Cette œuvre de belle facture a été commandée à Milan lors du séjour qu’y effectua, en mai 1797, le général Bonaparte, chef de l’armée d’Italie. De style néo-classique, elle le représente à l’antique. La ressemblance est vérifiée par plusieurs comparaisons avec des représentations de l’époque, qu’il s’agisse de peintures, gravures ou médaillons. En marbre de Carrare, le buste est le fruit d’une rencontre. Comme le révèle une archive, il fut ordonné par le général lui-même lors d’un dîner du 25 floréal an 5 (14 mai 1797) au palais Serbelloni, dîner en présence du sculpteur Franchi et de trois astronomes de l’académie de Brera. L’œuvre a été exécutée durant l’été. On la trouve mentionnée dans une lettre du physicien genevois Marc-Auguste Pictet, ami des trois astronomes milanais, adressée à Benjamin Thomson, comte de Rumford, dès novembre de la même année.
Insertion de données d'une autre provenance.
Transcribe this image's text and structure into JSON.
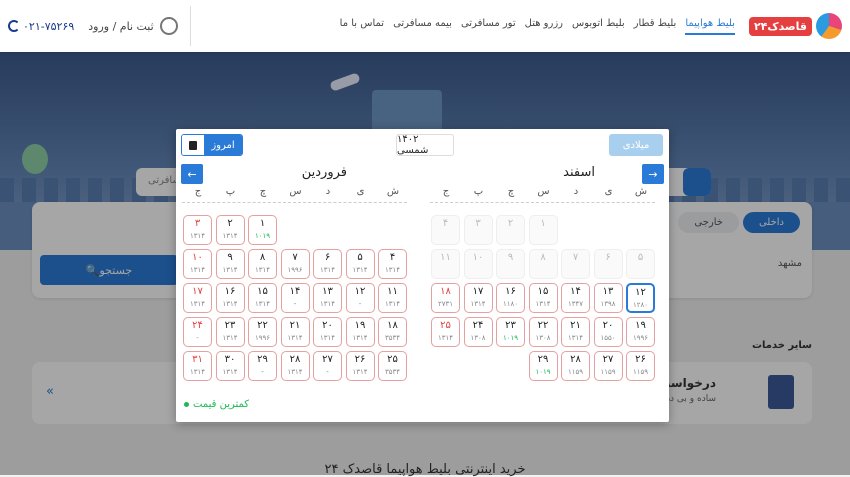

Ce buste n’est pas seulement une superbe réalisation artistique. Il a une histoire diplomatique et politique. L’enquête le montre : il été envoyé à la Société des Arts de Genève pour préparer la visite triomphale qu’y réalisa le général Bonaparte les 21 et 22 novembre 1797, quelques mois donc avant l’annexion de la ville. Au cours de ce voyage, l’œuvre fut présentée à la foule et commenté par l’intéressé. Puis, elle a été déposée à la Préfecture du Léman avant d’être vendue, le 31 août 1818, « à un Anglais » demeuré non identifié.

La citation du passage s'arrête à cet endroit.